Does Constant Communication Break Down Human Communication?

Stephanie Brun de Pontet
Stephanie Brun de Pontet

Our highly wired culture encourages us to constantly be ‘in touch’ and communicating through texts, Twitter, phone calls, emails, Facebook, Linked In, you name it…   It seems we are forever posting or checking updates, sending or responding to texts or emails, essentially constantly in the act of communicating – at least electronically.

But sometimes all this electronic communication crowds out in-person communication.  I have seen countless face-to-face meetings interrupted by a phone call or a text; it is increasingly difficult to enforce the ‘no electronics’ rule at meetings; and I have even witnessed family meals with clients where family members are texting each other at the table (rather than speaking)!  I sometimes wonder if we raising a generation of people who will be increasingly uncomfortable with direct human interaction.

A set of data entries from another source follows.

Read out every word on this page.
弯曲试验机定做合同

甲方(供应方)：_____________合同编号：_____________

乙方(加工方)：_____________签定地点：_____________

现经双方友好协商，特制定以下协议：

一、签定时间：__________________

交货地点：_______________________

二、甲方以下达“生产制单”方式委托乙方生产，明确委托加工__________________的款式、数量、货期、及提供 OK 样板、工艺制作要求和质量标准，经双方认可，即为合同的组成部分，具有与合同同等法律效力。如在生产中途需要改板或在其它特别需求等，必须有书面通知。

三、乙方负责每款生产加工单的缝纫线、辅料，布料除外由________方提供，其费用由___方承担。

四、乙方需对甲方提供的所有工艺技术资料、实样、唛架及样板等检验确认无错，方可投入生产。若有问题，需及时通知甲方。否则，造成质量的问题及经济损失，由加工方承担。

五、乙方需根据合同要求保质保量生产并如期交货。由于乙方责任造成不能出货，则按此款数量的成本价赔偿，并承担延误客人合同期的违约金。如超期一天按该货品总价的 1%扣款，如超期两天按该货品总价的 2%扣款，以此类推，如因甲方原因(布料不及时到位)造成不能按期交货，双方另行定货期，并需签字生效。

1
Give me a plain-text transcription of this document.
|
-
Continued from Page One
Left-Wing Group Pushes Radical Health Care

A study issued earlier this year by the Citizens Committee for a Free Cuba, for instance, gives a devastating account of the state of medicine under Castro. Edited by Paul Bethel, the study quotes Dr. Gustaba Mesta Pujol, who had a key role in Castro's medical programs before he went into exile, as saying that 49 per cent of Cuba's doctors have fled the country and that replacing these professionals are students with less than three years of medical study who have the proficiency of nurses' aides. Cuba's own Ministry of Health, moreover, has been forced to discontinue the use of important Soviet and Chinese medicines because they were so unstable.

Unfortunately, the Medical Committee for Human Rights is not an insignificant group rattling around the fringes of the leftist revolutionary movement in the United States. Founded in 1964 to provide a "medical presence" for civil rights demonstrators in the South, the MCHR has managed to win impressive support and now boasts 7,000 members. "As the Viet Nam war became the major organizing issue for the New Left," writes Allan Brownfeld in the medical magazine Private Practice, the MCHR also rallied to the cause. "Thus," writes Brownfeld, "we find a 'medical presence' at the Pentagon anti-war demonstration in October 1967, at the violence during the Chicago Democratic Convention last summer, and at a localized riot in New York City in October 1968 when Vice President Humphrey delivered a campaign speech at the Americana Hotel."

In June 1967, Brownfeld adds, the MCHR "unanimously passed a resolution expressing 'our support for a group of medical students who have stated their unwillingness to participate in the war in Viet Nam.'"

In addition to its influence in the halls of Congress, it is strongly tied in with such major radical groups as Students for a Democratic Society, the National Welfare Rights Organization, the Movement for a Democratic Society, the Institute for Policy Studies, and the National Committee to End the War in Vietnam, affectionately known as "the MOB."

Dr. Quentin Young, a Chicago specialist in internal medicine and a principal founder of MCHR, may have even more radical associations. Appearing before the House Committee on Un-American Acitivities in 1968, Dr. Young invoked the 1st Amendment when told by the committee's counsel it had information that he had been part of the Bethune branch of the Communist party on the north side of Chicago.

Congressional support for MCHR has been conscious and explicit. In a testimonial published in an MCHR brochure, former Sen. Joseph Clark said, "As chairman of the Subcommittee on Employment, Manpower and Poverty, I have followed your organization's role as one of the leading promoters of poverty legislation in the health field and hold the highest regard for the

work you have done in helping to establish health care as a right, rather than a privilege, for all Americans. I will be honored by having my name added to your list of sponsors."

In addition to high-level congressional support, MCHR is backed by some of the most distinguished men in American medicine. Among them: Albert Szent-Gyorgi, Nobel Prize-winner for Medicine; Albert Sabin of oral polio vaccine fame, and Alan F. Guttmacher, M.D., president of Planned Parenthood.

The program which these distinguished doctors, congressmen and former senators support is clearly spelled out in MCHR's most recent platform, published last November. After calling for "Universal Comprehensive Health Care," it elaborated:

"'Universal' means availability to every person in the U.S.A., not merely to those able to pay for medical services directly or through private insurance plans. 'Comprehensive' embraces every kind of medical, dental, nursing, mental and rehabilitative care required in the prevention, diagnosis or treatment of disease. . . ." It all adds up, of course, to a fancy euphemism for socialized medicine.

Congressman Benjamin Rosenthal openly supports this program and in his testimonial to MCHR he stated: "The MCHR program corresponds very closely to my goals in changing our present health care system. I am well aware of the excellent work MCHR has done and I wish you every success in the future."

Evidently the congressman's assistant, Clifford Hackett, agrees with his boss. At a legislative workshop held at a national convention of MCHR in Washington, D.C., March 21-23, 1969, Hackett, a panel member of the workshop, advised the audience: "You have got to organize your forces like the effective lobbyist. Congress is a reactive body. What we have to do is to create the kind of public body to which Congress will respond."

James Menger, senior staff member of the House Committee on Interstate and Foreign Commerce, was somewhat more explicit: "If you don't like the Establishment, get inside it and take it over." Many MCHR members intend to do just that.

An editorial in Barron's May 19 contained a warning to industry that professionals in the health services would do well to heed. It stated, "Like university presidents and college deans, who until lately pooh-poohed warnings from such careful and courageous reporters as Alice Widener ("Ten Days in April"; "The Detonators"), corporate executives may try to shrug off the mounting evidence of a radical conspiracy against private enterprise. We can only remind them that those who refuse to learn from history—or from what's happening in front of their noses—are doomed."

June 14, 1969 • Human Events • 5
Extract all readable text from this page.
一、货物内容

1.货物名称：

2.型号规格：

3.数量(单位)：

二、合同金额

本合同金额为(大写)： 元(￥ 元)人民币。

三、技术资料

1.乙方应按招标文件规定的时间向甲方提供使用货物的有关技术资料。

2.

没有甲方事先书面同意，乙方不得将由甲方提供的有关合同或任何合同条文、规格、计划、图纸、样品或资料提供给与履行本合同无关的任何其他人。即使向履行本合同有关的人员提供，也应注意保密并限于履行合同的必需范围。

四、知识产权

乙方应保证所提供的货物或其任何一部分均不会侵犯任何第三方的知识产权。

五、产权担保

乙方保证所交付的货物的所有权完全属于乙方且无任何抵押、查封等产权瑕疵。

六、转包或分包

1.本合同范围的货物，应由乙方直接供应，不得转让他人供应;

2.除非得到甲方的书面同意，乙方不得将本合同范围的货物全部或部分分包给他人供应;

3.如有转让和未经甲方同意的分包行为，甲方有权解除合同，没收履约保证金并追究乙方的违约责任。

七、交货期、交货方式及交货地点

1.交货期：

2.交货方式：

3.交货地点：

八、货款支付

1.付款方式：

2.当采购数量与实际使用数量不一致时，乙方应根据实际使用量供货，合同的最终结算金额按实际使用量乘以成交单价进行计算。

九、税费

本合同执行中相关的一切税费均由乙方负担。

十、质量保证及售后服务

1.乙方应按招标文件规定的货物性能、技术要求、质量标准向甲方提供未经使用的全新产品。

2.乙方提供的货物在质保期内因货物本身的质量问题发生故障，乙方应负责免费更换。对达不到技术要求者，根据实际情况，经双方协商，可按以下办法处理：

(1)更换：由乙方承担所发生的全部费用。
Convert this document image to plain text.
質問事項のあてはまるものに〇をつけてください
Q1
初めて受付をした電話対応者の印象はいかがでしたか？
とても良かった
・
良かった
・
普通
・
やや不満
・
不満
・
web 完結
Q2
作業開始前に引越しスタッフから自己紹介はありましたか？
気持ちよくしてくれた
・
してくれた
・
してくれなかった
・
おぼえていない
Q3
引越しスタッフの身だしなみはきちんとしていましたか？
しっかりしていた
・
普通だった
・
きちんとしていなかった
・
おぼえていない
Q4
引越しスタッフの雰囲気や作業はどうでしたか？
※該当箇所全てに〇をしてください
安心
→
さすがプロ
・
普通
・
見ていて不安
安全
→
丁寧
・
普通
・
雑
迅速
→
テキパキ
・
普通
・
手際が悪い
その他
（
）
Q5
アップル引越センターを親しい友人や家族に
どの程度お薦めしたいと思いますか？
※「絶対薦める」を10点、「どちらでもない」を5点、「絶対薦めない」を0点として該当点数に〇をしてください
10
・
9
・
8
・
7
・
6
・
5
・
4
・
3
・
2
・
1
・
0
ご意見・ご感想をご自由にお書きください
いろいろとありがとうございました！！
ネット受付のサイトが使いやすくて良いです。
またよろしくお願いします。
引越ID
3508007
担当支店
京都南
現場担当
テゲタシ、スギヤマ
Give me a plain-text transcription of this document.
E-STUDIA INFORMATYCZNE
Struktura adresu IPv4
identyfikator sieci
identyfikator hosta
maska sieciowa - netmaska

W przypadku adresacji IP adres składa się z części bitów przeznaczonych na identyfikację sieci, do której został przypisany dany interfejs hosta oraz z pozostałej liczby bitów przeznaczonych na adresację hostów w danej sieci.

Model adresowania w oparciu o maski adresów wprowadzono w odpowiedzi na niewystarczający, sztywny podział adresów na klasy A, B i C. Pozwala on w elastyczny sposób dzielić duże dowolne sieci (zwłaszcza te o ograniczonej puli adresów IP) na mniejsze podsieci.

In addition, the constant interruption of electronics also challenges people’s ability to focus and work on projects in an uninterrupted manner.  As the norm in many business (and social) settings is that folks will respond to a received communication almost instantly, there is pressure to always check and respond to email, texts, etc.  This effectively prevents individuals from having uninterrupted time for complex discussions or quiet work.

While I would never advocate eliminating electronic modes of communication (I am email-dependent), I do think families need to insist on some ‘electronics off’ time – both in the business and in the family.   At your next family meeting you might put electronic communication on the agenda and have a frank discussion about how it is helping and harming the family and the business, and consider some policies to manage it intentionally.